The Justice Department is sending a letter to chief judges and court administrators in all 50 states, warning them that the practice of assessing fines and fees to “fill their jurisdictions’ coffers” may be unconstitutional.
The department has a “strong interest” in making sure the rights of citizens are protected, according to the letter, which was written by Vanita Gupta, the head of the department’s Civil Rights Division, and Lisa Foster, director of the Office for Access to Justice.
“Individuals may confront escalating debt; face repeated, unnecessary incarceration for nonpayment despite posing no danger to the community; lose their jobs; and become trapped in cycles of poverty that can be nearly impossible to escape,” Gupta and Foster wrote. “Furthermore, in addition to being unlawful, to the extent that these practices are geared not toward addressing public safety, but rather toward raising revenue, they can cast doubt on the impartiality of the tribunal and erode trust between local governments and their constituents.”
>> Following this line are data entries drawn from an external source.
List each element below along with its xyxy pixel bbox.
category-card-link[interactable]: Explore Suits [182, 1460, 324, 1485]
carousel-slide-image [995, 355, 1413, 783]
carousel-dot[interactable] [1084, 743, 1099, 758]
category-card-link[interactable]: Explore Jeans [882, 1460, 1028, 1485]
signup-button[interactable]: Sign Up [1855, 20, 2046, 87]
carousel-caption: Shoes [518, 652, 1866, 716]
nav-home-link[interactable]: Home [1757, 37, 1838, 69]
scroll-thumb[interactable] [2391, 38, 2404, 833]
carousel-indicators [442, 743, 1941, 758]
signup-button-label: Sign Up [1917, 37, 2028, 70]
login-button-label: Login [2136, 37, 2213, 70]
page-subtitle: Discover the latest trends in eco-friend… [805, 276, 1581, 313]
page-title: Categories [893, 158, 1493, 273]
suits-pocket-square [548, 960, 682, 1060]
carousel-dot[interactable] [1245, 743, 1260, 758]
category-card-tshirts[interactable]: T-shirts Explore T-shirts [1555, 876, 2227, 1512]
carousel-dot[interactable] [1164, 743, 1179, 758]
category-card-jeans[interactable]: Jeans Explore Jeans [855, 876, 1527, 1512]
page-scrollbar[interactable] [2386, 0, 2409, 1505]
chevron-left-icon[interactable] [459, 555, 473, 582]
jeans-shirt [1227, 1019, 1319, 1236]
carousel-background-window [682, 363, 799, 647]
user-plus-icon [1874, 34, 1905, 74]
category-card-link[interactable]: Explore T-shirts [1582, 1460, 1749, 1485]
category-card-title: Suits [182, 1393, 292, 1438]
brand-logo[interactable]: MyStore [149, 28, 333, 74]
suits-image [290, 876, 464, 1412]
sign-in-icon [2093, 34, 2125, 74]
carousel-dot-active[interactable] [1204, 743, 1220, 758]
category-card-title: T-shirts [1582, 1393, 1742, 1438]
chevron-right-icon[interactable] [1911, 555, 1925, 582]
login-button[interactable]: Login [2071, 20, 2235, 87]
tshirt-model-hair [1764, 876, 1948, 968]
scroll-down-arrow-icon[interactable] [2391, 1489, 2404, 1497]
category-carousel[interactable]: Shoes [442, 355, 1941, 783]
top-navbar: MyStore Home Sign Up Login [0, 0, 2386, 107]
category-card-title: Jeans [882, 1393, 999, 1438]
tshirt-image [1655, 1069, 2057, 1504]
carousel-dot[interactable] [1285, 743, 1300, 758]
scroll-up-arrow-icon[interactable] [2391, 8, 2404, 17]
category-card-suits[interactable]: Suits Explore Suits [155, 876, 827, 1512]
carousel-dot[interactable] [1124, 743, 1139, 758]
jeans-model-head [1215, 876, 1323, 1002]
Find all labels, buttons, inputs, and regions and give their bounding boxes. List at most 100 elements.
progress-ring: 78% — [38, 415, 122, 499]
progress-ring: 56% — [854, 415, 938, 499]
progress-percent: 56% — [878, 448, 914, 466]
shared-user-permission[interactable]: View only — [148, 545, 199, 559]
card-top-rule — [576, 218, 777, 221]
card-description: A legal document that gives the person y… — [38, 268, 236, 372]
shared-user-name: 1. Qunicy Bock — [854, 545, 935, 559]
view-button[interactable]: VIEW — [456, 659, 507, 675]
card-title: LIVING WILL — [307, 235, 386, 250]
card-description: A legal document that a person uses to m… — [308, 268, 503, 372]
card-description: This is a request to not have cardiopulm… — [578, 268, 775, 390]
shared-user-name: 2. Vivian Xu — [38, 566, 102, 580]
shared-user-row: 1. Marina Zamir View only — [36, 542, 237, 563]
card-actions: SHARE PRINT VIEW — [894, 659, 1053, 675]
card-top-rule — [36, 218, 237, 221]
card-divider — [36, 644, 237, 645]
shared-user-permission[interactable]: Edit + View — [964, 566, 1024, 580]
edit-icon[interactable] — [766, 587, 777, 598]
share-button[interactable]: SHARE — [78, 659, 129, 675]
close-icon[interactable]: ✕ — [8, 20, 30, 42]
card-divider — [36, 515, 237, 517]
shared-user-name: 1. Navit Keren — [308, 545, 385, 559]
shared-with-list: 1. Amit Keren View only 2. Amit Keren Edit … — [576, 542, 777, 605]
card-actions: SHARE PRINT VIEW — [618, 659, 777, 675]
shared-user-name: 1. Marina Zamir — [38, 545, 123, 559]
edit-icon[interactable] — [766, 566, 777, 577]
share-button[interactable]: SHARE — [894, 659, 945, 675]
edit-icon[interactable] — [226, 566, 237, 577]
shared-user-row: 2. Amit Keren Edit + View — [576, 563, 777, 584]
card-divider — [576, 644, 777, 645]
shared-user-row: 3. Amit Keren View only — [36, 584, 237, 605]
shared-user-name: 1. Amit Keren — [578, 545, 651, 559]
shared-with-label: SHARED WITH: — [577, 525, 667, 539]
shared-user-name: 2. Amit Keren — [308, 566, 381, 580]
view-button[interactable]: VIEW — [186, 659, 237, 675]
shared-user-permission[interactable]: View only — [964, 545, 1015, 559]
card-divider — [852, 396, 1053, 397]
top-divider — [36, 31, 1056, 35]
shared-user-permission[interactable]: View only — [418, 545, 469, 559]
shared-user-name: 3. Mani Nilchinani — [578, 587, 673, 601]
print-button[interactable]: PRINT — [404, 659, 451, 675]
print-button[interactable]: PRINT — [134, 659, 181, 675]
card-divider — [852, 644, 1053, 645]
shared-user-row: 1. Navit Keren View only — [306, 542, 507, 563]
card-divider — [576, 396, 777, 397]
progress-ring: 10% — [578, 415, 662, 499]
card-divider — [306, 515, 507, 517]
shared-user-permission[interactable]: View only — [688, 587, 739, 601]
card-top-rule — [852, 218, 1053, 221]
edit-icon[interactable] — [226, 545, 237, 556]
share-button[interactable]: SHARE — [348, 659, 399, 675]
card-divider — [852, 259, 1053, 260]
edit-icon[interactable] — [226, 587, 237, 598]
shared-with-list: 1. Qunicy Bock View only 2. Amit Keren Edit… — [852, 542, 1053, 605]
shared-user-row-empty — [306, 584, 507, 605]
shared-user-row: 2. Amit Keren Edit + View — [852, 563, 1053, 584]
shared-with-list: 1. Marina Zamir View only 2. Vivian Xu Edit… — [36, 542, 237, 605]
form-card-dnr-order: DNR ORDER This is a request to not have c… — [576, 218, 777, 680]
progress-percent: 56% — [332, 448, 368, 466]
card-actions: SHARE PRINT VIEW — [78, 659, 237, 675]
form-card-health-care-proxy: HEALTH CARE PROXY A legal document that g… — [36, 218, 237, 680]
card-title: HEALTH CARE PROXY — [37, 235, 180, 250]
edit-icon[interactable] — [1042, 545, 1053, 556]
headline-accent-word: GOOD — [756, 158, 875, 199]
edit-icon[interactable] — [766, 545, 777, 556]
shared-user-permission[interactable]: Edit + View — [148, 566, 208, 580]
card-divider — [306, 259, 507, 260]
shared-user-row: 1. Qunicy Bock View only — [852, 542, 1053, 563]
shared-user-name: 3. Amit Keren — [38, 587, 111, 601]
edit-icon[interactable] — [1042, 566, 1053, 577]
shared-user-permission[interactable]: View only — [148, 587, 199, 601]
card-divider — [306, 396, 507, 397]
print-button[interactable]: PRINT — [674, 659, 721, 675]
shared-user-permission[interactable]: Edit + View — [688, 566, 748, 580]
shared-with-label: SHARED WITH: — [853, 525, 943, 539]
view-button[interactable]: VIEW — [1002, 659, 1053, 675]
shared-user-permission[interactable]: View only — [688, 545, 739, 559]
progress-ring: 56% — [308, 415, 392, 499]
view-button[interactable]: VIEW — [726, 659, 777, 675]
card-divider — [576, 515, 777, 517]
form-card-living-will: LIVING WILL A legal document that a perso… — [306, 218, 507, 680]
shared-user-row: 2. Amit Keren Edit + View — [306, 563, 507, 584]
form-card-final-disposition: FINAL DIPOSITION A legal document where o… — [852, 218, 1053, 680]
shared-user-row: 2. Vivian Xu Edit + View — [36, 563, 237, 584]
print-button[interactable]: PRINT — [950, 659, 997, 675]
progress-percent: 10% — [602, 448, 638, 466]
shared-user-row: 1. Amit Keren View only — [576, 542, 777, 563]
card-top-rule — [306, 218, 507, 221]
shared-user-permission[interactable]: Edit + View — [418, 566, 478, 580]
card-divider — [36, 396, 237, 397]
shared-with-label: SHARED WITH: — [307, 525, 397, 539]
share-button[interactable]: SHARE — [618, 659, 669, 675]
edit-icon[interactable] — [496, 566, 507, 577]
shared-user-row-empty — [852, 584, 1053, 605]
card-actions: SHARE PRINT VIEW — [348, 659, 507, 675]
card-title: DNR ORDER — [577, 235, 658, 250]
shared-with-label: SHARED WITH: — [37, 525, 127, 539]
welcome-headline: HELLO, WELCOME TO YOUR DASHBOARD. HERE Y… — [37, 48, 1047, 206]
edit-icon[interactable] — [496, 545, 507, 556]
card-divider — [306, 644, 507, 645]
Many states and courts have been accused of operating modern-day debtors’ prisons, incarcerating individuals who are unable to pay fines for misdemeanor offenses, like traffic violations. Those incarcerations disproportionately affect poorer and low-income individuals.
The letter lays out seven guidelines that should be followed when jailing individuals for non-payment of fines. Arrest warrants and suspension of driver’s licenses should not be used to coerce payments; courts should make sure that individuals are not indigent and must establish the the failure to pay was willful.